En cédant au naming, la Ligue 1 ne fait que suivre la nouvelle mode

Le championnat français sera bientôt appelé "Ligue 1 Conforama". Une nouveauté qui confirme la tendance du naming dans le football.

Un an après la Ligue 2, la Ligue 1 va aussi avoir droit à son petit nom à elle. À partir du mois d'août prochain, quand on parlera du championnat français, il faudra l'associer à Conforama, le célèbre groupe de mobilier et objets de décoration. La Ligue Professionnelle de football avait annoncé l'adoption du principe de naming il y a plusieurs semaines et c'est au plus offrant des clients qu'elle a cédé le titre de sa principale compétition.

Bienvenue à la Ligue 1 Conforama

"Ligue 1 Conforama", cela sonne bizarre. Mais, le monde du football s'y fera. De la même manière que les amateurs du ballon rond se sont adaptés au changement de nom de nombreuses autres compétitions. Les Britanniques ont été les premiers à adopter ce principe de sponsoring (ndlr, Worthington et Carling Cup). Puis, ils ont été suivis par d'autres pays.

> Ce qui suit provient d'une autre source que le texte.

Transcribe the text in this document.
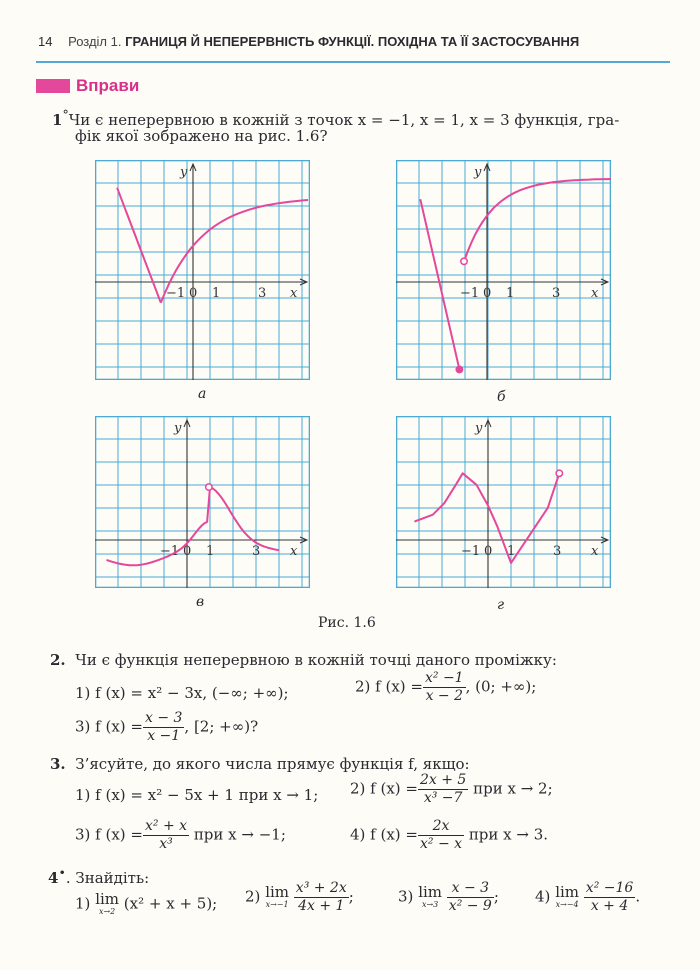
14 Розділ 1. ГРАНИЦЯ Й НЕПЕРЕРВНІСТЬ ФУНКЦІЇ. ПОХІДНА ТА ЇЇ ЗАСТОСУВАННЯ
Вправи
1°Чи є неперервною в кожній з точок x = −1, x = 1, x = 3 функція, гра-
фік якої зображено на рис. 1.6?
−1 0 1	3 x
y
а
−1 0 1	3 x
y
б
−1 0 1	3 x
y
в
−1 0 1	3 x
y
г
Рис. 1.6
2. Чи є функція неперервною в кожній точці даного проміжку:
1) f (x) = x² − 3x, (−∞; +∞);	2) f $(x) = \frac{\text{x² −1}}{x - 2}$ , (0; +∞);
3) f $(x) = \frac{x - 3}{x -1}$ , [2; +∞)?
3. З’ясуйте, до якого числа прямує функція f, якщо:
1) f (x) = x² − 5x + 1 при x → 1; 2) f $(x) = \frac{2x + 5}{\text{x³ −7}}$ при x → 2;
3) f $(x) = \frac{\text{x² + x}}{\text{x³}}$ при x → −1;	4) f $(x) = \frac{2x}{\text{x² − x}}$ при x → 3.
4•. Знайдіть:
1) lim
x→2 (x² + x + 5); 2) lim
x→−1
$\frac{\text{x³ + 2x}}{4x + 1}$ ;	3) lim
x→3
$\frac{x - 3}{\text{x² − 9}}$ ; 4) lim
x→−4
$\frac{\text{x² −16}}{x + 4}$ .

Comme pour n'importe quel business, il fallait se conformer dans le football à la réalité économique actuelle afin de générer de l'argent. Et le naming est un moyen très prisé pour attirer les grandes marques sans véritable contre-partie. La révolution ne concerne pas uniquement les compétitions. Gérées comme de véritables entreprises, de nombreux grands clubs européens ont aussi été séduits par ce nouveau type de financement. Ainsi, ils ont accepté que certaines de leurs infrastructures soient renommées. Et dans la plupart des cas, c'est avant même que ces fondations voient le jour pour bénéficier justement des moyens nécessaires à leur financement.

De fait, il n'est pas du tout surprenant que le "naming" ait surtout été utilisé pour les stades. Le Bayern Munich et Arsenal ont été parmi les premiers clubs à choisir cette voie. Au milieu des années 2000, leurs belles enceintes de l'Allianz Arena et de l'Emirates Stadium ont été inaugurées. Les contrats avec les deux marques en question ont été particulièrement lucratifs : 147 millions sur 15 ans pour les Anglais, et 90 sur 20 ans pour les Allemands. Des rentrées d'argent colossales, auxquelles s'ajoutent la rentabilité importante des stades à travers la billetterie. En France, le premier club à avoir adopté le naming c'est Le Mans et sa MMA Arena, mais avec un succès relatif pour la simple raison que le stade n'appartenait pas au club hôte.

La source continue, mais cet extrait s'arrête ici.